|Title||Hypofractionated carbon ion therapy delivered with scanned ion beams for patients with hepatocellular carcinoma - feasibility and clinical response.|
|Publication Type||Journal Article|
|Year of Publication||2013|
|Authors||Habermehl D, Debus J, Ganten T, Ganten M-K, Bauer J, Brecht IC, Brons S, Haberer T, Haertig M, Jäkel O, Parodi K, Welzel T, Combs SE|
PURPOSE: Photon-based radiation therapy does currently not play a major role as local ablative treatment for hepatocellular carcinoma (HCC). Carbon ions offer distinct physical and biological advantages. Due to their inverted dose profile and the high local dose deposition within the Bragg peak, precise dose application and sparing of normal tissue is possible. Furthermore, carbon ions have an increased relative biological effectiveness (RBE) compared to photons.
METHODS AND MATERIALS: A total of six patients with one or more HCC-lesions were treated with carbon ions delivered by the raster-scanning technique according to our clinical trial protocol. Diagnosis of HCC was confirmed by histology or two different imaging modalities (CT and MRI) according to the AASLD-guidelines. Applied fractionation scheme was 4 × 10 Gy(RBE). Correct dose application was controlled by in-vivo PET measurement of β + -activity in the irradiated tissue shortly after treatment.
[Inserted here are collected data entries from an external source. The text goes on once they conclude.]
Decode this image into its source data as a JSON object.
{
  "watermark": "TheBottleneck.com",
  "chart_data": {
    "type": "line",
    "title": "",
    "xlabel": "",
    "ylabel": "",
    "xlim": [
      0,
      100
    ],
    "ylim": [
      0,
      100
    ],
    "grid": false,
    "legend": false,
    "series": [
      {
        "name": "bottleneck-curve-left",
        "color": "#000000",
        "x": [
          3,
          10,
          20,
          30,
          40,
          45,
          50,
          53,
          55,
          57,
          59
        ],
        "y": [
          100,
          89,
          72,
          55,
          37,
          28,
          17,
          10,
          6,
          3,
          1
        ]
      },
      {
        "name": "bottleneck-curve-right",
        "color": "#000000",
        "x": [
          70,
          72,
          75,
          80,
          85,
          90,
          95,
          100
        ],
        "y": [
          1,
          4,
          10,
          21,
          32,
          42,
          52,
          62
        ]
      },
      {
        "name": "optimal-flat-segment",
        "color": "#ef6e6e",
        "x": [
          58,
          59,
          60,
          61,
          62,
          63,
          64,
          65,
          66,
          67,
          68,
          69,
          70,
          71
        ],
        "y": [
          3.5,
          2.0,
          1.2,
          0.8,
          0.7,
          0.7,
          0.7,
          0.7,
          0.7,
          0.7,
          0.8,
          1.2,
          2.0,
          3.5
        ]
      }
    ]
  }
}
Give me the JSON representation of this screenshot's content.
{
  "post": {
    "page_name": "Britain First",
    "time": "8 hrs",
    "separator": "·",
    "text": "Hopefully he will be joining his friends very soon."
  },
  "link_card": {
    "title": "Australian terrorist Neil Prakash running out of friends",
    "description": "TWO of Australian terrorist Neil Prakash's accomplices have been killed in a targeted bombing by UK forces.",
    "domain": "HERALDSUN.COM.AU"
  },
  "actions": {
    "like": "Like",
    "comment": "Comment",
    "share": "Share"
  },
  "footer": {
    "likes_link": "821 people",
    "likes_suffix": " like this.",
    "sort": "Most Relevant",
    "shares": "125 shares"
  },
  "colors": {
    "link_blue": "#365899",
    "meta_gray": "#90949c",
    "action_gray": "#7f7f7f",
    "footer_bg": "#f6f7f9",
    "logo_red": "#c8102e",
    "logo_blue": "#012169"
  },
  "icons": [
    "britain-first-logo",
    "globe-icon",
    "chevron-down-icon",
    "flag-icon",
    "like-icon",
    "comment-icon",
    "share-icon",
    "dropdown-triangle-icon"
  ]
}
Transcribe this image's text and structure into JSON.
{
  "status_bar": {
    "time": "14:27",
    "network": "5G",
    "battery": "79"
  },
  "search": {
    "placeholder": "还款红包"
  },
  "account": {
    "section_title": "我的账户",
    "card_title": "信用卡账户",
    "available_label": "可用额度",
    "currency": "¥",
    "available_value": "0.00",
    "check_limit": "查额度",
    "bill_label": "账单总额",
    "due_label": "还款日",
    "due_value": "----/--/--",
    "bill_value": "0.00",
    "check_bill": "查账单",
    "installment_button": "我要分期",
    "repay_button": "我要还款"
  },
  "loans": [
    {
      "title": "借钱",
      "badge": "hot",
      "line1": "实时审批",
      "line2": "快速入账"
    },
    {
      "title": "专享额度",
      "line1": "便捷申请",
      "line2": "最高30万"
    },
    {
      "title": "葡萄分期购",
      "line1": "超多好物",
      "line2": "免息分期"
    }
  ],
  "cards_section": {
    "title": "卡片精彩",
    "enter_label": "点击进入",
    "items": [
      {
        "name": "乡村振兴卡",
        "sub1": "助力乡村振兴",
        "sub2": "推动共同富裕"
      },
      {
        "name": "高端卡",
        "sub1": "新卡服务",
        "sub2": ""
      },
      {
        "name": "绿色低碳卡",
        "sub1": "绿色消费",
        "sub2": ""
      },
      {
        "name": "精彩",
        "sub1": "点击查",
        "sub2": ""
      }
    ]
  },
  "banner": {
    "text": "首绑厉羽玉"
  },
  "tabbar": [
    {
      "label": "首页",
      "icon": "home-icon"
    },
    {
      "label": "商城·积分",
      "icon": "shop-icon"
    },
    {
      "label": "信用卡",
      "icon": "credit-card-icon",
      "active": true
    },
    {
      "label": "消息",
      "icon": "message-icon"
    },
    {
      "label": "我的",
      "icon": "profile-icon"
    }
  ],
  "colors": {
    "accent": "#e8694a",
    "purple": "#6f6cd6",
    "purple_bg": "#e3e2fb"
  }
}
RESULTS: Patients were observed for a median time period of 11.0 months (range, 3.4 - 12.7 months). Imaging studies showed a partial response in 4/7 lesions and a stable disease in 3/7 lesions in follow-up CT- and MRI scans. Local control was 100%. One patient with multifocal intrahepatic disease underwent liver transplantation 3 months after carbon ion therapy. During radiotherapy and the follow-up period no severe adverse events have occurred.
CONCLUSIONS: We report the first clinical results of patients with HCC undergoing carbon ion therapy using the rasterscanning technique at our institution. All patients are locally controlled and experienced no higher toxicities in a short follow-up period. Further patients will be included in our prospective Phase-I clinical trial PROMETHEUS-01 (NCT01167374).